The biggest point is one of salvation, however. The path to solvency and health for pension plans is through market value management. There is no other way to rationalize the employees’ demand for benefits with the ability of the employer to pay for benefits. The DB plan is one of the best vehicles ever designed for taking a portion of one’s working life income and setting it aside for one’s retired life income. We want them to survive. The book shows the path. There is pain involved, of course, as the traditional actuarial models doled out generous benefits and told the employer and the employees that they cost only about half of what they really cost. But there is also a path to success. The book has a section devoted to the tough love process of getting from where we are today, back to a healthy pension system.

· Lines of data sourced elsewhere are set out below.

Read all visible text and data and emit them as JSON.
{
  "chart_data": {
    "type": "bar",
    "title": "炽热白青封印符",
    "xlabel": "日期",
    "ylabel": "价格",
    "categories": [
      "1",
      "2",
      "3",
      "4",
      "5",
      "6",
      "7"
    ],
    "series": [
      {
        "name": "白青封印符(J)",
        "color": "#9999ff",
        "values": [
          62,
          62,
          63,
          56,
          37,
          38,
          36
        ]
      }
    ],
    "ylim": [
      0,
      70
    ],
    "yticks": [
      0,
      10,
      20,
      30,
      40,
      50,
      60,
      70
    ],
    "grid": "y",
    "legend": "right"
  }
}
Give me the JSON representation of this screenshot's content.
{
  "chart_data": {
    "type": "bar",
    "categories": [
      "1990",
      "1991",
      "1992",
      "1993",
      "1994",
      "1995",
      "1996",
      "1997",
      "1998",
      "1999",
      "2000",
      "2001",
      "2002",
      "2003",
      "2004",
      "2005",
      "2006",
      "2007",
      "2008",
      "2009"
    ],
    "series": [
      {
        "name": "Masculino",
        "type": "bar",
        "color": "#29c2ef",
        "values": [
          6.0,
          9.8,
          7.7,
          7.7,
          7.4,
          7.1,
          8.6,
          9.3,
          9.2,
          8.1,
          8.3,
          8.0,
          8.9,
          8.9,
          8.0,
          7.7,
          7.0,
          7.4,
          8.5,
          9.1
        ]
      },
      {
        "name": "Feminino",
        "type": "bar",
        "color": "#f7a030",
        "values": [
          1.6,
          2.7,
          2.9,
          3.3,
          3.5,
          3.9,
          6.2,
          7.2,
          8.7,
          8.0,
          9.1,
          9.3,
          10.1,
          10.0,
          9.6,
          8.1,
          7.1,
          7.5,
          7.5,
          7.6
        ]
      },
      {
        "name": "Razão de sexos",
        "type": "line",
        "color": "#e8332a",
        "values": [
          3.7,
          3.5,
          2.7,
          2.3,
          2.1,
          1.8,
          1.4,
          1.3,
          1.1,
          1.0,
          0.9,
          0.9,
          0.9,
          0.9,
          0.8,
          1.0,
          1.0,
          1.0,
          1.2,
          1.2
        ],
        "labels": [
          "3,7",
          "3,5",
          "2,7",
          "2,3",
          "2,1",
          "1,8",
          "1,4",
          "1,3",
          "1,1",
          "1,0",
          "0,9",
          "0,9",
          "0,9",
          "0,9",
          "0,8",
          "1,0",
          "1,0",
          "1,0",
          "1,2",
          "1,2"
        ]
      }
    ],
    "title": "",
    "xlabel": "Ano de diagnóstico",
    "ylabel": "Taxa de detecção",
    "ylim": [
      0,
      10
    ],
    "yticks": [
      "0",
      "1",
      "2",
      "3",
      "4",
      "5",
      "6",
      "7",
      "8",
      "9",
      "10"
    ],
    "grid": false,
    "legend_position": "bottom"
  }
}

This book will prove compelling to anyone that has struggled to peer through the actuarial mist and figure out what is really happening, “under the hood” of the DB plan, and who wonders why these plans have to feel so risky to the sponsor. The answer is, they don’t have to feel so risky. I think it is fair to say that this book presents a dramatic new set of insights into pension plan risk and cost management, and is the leading work—perhaps the only economically sound work—on the topic in its fullness.

While its first use is as a tool for pension management accounting, it is of course as blueprint for where our GAAP accounting requirements need also to go, at all levels including the IASB, FASB, and GASB.

The book is exceedingly well reviewed, with a foreword by Robert C. Merton of MIT and positive reviews by (among many others) Brad Belt (former PBGC head), Guus Bonder (lead pension guru in Holland), Frank Fabozzi (editor, Journal of Portfolio Management), Richard Grinold (former CIO of Barclays Global Investors), Roger Ibbotson (Yale; Ibbotson Associates), Marty Leibowitz (Morgan Stanley), Lionel Martellini (Princeton), Olivia Mitchell (Wharton), Dallas Salisbury (Employee Benefits Research Institute), and Noboru Terada (leading pension thinker in Japan).